The nine best concerts in Denver from March 31 to April 3
Maybe you saw Neutral Milk Hotel last night in Boulder; if not you have another shot at it tonight in Denver. If the line "putting fingers in the notches of her spine" sends ice through your veins as consistently as it does ours, we can strongly recommend finding your way there. The band's great these days, even if some of the mystique has faded.
Ryan Russell) The Coathangers open for The Black Lips on April 2 at the Bluebird.
But there's plenty more, if historical fiction indie ain't your bag. There are The Coathangers, these days having more fun that their historically fun-loving headliners, The Black Lips. There's K. Flay at The Black Sheep, and Araab Muzik at Vinyl. Fastest fingers in the West. The rest of our picks follow.
Neutral Milk Hotel at the Ogden Theatre: Monday, March 31
Neutral Milk Hotel's In the Aeroplane Over the Sea might be the best indie-rock album of the 1990s. It's certainly one of the most storied. After its 1998 release, frontman Jeff Mangum put the band on hiatus, ostensibly because he never wanted to be a rock star in the first place. Rumors swirled in the indie world that Mangum couldn't handle the success of his magnum opus. But despite Mangum's refusal to do interviews and play shows, Neutral Milk Hotel managed to cultivate a steady and rabid fan base. Considering the relative silence of the past fifteen years, the current reunion tour is a major get for fans. Mangum has brought together the original lineup from In the Aeroplane Over the Sea, and they're sharing a stage with fellow Elephant Six artists Elf Power.

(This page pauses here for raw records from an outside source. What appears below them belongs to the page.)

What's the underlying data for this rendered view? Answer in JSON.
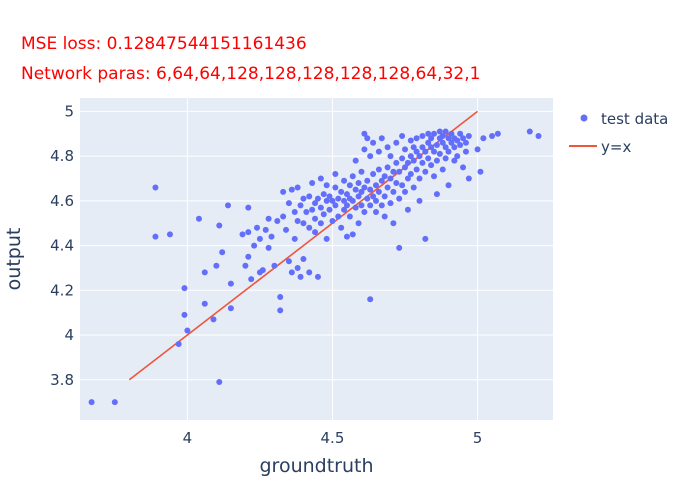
{
  "chart_data": {
    "type": "scatter",
    "title_lines": [
      "MSE loss: 0.12847544151161436",
      "Network paras: 6,64,64,128,128,128,128,128,64,32,1"
    ],
    "xlabel": "groundtruth",
    "ylabel": "output",
    "xlim": [
      3.63,
      5.26
    ],
    "ylim": [
      3.62,
      5.06
    ],
    "xticks": [
      4,
      4.5,
      5
    ],
    "xtick_labels": [
      "4",
      "4.5",
      "5"
    ],
    "yticks": [
      3.8,
      4,
      4.2,
      4.4,
      4.6,
      4.8,
      5
    ],
    "ytick_labels": [
      "3.8",
      "4",
      "4.2",
      "4.4",
      "4.6",
      "4.8",
      "5"
    ],
    "grid": true,
    "legend_position": "top-right",
    "series": [
      {
        "name": "test data",
        "mode": "markers",
        "color": "#636efa",
        "points": [
          [
            3.67,
            3.7
          ],
          [
            3.75,
            3.7
          ],
          [
            3.89,
            4.66
          ],
          [
            3.89,
            4.44
          ],
          [
            3.94,
            4.45
          ],
          [
            3.97,
            3.96
          ],
          [
            3.99,
            4.09
          ],
          [
            3.99,
            4.21
          ],
          [
            4.0,
            4.02
          ],
          [
            4.04,
            4.52
          ],
          [
            4.06,
            4.28
          ],
          [
            4.06,
            4.14
          ],
          [
            4.09,
            4.07
          ],
          [
            4.1,
            4.31
          ],
          [
            4.11,
            4.49
          ],
          [
            4.11,
            3.79
          ],
          [
            4.12,
            4.37
          ],
          [
            4.14,
            4.58
          ],
          [
            4.15,
            4.23
          ],
          [
            4.15,
            4.12
          ],
          [
            4.19,
            4.45
          ],
          [
            4.2,
            4.31
          ],
          [
            4.21,
            4.57
          ],
          [
            4.21,
            4.46
          ],
          [
            4.21,
            4.35
          ],
          [
            4.22,
            4.25
          ],
          [
            4.23,
            4.4
          ],
          [
            4.24,
            4.48
          ],
          [
            4.25,
            4.43
          ],
          [
            4.25,
            4.28
          ],
          [
            4.26,
            4.29
          ],
          [
            4.27,
            4.47
          ],
          [
            4.28,
            4.52
          ],
          [
            4.28,
            4.39
          ],
          [
            4.29,
            4.44
          ],
          [
            4.3,
            4.31
          ],
          [
            4.31,
            4.51
          ],
          [
            4.32,
            4.17
          ],
          [
            4.32,
            4.11
          ],
          [
            4.33,
            4.53
          ],
          [
            4.33,
            4.64
          ],
          [
            4.34,
            4.47
          ],
          [
            4.35,
            4.33
          ],
          [
            4.35,
            4.59
          ],
          [
            4.36,
            4.65
          ],
          [
            4.36,
            4.28
          ],
          [
            4.37,
            4.55
          ],
          [
            4.37,
            4.43
          ],
          [
            4.38,
            4.66
          ],
          [
            4.38,
            4.51
          ],
          [
            4.38,
            4.3
          ],
          [
            4.39,
            4.26
          ],
          [
            4.39,
            4.58
          ],
          [
            4.4,
            4.61
          ],
          [
            4.4,
            4.5
          ],
          [
            4.4,
            4.34
          ],
          [
            4.41,
            4.55
          ],
          [
            4.42,
            4.48
          ],
          [
            4.42,
            4.28
          ],
          [
            4.42,
            4.62
          ],
          [
            4.43,
            4.56
          ],
          [
            4.43,
            4.68
          ],
          [
            4.44,
            4.59
          ],
          [
            4.44,
            4.52
          ],
          [
            4.44,
            4.46
          ],
          [
            4.45,
            4.61
          ],
          [
            4.45,
            4.26
          ],
          [
            4.46,
            4.57
          ],
          [
            4.46,
            4.7
          ],
          [
            4.46,
            4.5
          ],
          [
            4.47,
            4.63
          ],
          [
            4.47,
            4.54
          ],
          [
            4.48,
            4.67
          ],
          [
            4.48,
            4.6
          ],
          [
            4.48,
            4.43
          ],
          [
            4.49,
            4.62
          ],
          [
            4.49,
            4.56
          ],
          [
            4.5,
            4.51
          ],
          [
            4.5,
            4.6
          ],
          [
            4.51,
            4.66
          ],
          [
            4.51,
            4.58
          ],
          [
            4.51,
            4.72
          ],
          [
            4.52,
            4.53
          ],
          [
            4.52,
            4.61
          ],
          [
            4.53,
            4.64
          ],
          [
            4.53,
            4.48
          ],
          [
            4.54,
            4.56
          ],
          [
            4.54,
            4.6
          ],
          [
            4.54,
            4.69
          ],
          [
            4.55,
            4.63
          ],
          [
            4.55,
            4.58
          ],
          [
            4.55,
            4.44
          ],
          [
            4.56,
            4.61
          ],
          [
            4.56,
            4.67
          ],
          [
            4.56,
            4.53
          ],
          [
            4.57,
            4.6
          ],
          [
            4.57,
            4.71
          ],
          [
            4.57,
            4.45
          ],
          [
            4.58,
            4.65
          ],
          [
            4.58,
            4.57
          ],
          [
            4.58,
            4.78
          ],
          [
            4.59,
            4.62
          ],
          [
            4.59,
            4.68
          ],
          [
            4.59,
            4.5
          ],
          [
            4.6,
            4.64
          ],
          [
            4.6,
            4.58
          ],
          [
            4.6,
            4.73
          ],
          [
            4.61,
            4.66
          ],
          [
            4.61,
            4.55
          ],
          [
            4.61,
            4.9
          ],
          [
            4.61,
            4.83
          ],
          [
            4.62,
            4.69
          ],
          [
            4.62,
            4.61
          ],
          [
            4.62,
            4.88
          ],
          [
            4.63,
            4.65
          ],
          [
            4.63,
            4.58
          ],
          [
            4.63,
            4.16
          ],
          [
            4.63,
            4.8
          ],
          [
            4.64,
            4.72
          ],
          [
            4.64,
            4.62
          ],
          [
            4.64,
            4.86
          ],
          [
            4.65,
            4.67
          ],
          [
            4.65,
            4.6
          ],
          [
            4.65,
            4.55
          ],
          [
            4.66,
            4.74
          ],
          [
            4.66,
            4.64
          ],
          [
            4.66,
            4.82
          ],
          [
            4.67,
            4.69
          ],
          [
            4.67,
            4.58
          ],
          [
            4.67,
            4.88
          ],
          [
            4.68,
            4.71
          ],
          [
            4.68,
            4.62
          ],
          [
            4.68,
            4.53
          ],
          [
            4.69,
            4.75
          ],
          [
            4.69,
            4.66
          ],
          [
            4.69,
            4.84
          ],
          [
            4.7,
            4.7
          ],
          [
            4.7,
            4.59
          ],
          [
            4.7,
            4.8
          ],
          [
            4.71,
            4.73
          ],
          [
            4.71,
            4.64
          ],
          [
            4.71,
            4.5
          ],
          [
            4.72,
            4.77
          ],
          [
            4.72,
            4.68
          ],
          [
            4.72,
            4.86
          ],
          [
            4.73,
            4.73
          ],
          [
            4.73,
            4.61
          ],
          [
            4.73,
            4.39
          ],
          [
            4.74,
            4.79
          ],
          [
            4.74,
            4.67
          ],
          [
            4.74,
            4.89
          ],
          [
            4.75,
            4.75
          ],
          [
            4.75,
            4.64
          ],
          [
            4.75,
            4.83
          ],
          [
            4.76,
            4.77
          ],
          [
            4.76,
            4.7
          ],
          [
            4.76,
            4.56
          ],
          [
            4.77,
            4.8
          ],
          [
            4.77,
            4.72
          ],
          [
            4.77,
            4.87
          ],
          [
            4.78,
            4.78
          ],
          [
            4.78,
            4.66
          ],
          [
            4.78,
            4.84
          ],
          [
            4.79,
            4.82
          ],
          [
            4.79,
            4.74
          ],
          [
            4.79,
            4.88
          ],
          [
            4.8,
            4.8
          ],
          [
            4.8,
            4.7
          ],
          [
            4.8,
            4.6
          ],
          [
            4.81,
            4.84
          ],
          [
            4.81,
            4.77
          ],
          [
            4.81,
            4.89
          ],
          [
            4.82,
            4.82
          ],
          [
            4.82,
            4.73
          ],
          [
            4.82,
            4.43
          ],
          [
            4.83,
            4.86
          ],
          [
            4.83,
            4.79
          ],
          [
            4.83,
            4.9
          ],
          [
            4.84,
            4.84
          ],
          [
            4.84,
            4.76
          ],
          [
            4.84,
            4.88
          ],
          [
            4.85,
            4.82
          ],
          [
            4.85,
            4.71
          ],
          [
            4.85,
            4.9
          ],
          [
            4.86,
            4.85
          ],
          [
            4.86,
            4.78
          ],
          [
            4.86,
            4.63
          ],
          [
            4.87,
            4.88
          ],
          [
            4.87,
            4.81
          ],
          [
            4.87,
            4.91
          ],
          [
            4.88,
            4.86
          ],
          [
            4.88,
            4.74
          ],
          [
            4.88,
            4.89
          ],
          [
            4.89,
            4.84
          ],
          [
            4.89,
            4.79
          ],
          [
            4.89,
            4.91
          ],
          [
            4.9,
            4.88
          ],
          [
            4.9,
            4.82
          ],
          [
            4.9,
            4.67
          ],
          [
            4.91,
            4.86
          ],
          [
            4.91,
            4.9
          ],
          [
            4.92,
            4.84
          ],
          [
            4.92,
            4.78
          ],
          [
            4.92,
            4.88
          ],
          [
            4.93,
            4.87
          ],
          [
            4.93,
            4.8
          ],
          [
            4.94,
            4.9
          ],
          [
            4.94,
            4.85
          ],
          [
            4.95,
            4.88
          ],
          [
            4.95,
            4.75
          ],
          [
            4.96,
            4.86
          ],
          [
            4.96,
            4.82
          ],
          [
            4.97,
            4.89
          ],
          [
            4.97,
            4.7
          ],
          [
            5.0,
            4.83
          ],
          [
            5.01,
            4.73
          ],
          [
            5.02,
            4.88
          ],
          [
            5.05,
            4.89
          ],
          [
            5.07,
            4.9
          ],
          [
            5.18,
            4.91
          ],
          [
            5.21,
            4.89
          ]
        ]
      },
      {
        "name": "y=x",
        "mode": "lines",
        "color": "#ef553b",
        "x": [
          3.8,
          5.0
        ],
        "y": [
          3.8,
          5.0
        ]
      }
    ]
  }
}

Slam Nuba Presents: Hear Me Roar at Crossroads Theater: Monday, March 31
When Women's History Month rolled around, Slam Nuba's Jovan Mays -- who also happens to be the newly appointed Poet Laureate of Aurora -- wanted to make sure his slam-poetry community knew about it. For one evening in March, he's pulled together the most stellar lineup of his sisters in spoken word for Hear Me Roar, a showcase of poetry and music performance by a top-notch roster of local and national stars. Mays says that as a poet, he's found great inspiration in the many female artists he's met along the way, and this is his way of sharing that inspiration and those powerful voices with the city at large. "We have too many badass female poets in our city for them to not be showcased a good way," he enthuses. It's all part of a general surge by the Slam Nuba collective to get the word out about Denver's rich slam-poetry scene, one of the nation's most vibrant spoken-word platforms.
K. Flay at The Black Sheep: Tuesday, March 1
A Stanford graduate, K. Flay is smart and self-aware, which explains the name of her debut album, Suburban Rap Queen. To be certain, she has insecurities, but she is secure enough to rap about humdrum everyday real life, taking Flintstones vitamins and talking politics while boys kiss her neck, rather than project some falsified ultra-glamorous persona. She is a proud nerd, referencing X-Men and Lex Luthor while sporting a certifiably fresh flow, to which she says simply, "no duh," as if it were the easiest thing in the world.
Meat Puppets and Moistboyz at the Gothic Theatre: Tuesday, April 1
The Meat Puppets' improbable gold album, Too High to Die, has a title both accurate and true. The band's main men are brothers Cris and Curt Kirkwood, who began playing punk in the '70s, turned hardcore in the early '80s and landed a deal with SST Records, which was bankrolled by Black Flag. Hopped up on weed and classic rock, the longhairs slowed down and began playing creaky tunes that caught the ears of young musicians like Kurt Cobain. Nirvana covered the Puppets' "Lake of Fire" and "Plateau" on its MTV Unplugged in New York album, and new interest led to a major-label deal for 1994's Too High to Die. Drug problems have haunted the band, but it's soldiered on in one form or another. Lollipop, released in 2011, is a loopy tour de force that ranges from acoustic country-kissed songs to keyboard-backed rockers.
The Used and Taking Back Sunday: Tuesday, April 1
These New York-based emo veterans have weathered a number of lineup changes in recent years, and in response their sound has shifted around a bit. 2011's self-titled disc -- the first with John Nolan and Shaun Cooper since the act's 2002 debut -- works a grown-up radio-rock vibe, with one song that comes remarkably close to quoting Toto's "Rosanna." On the heels of the outfit's brand album, Happiness Is, Taking Back Sunday is on a spring co-headlining tour with the Used.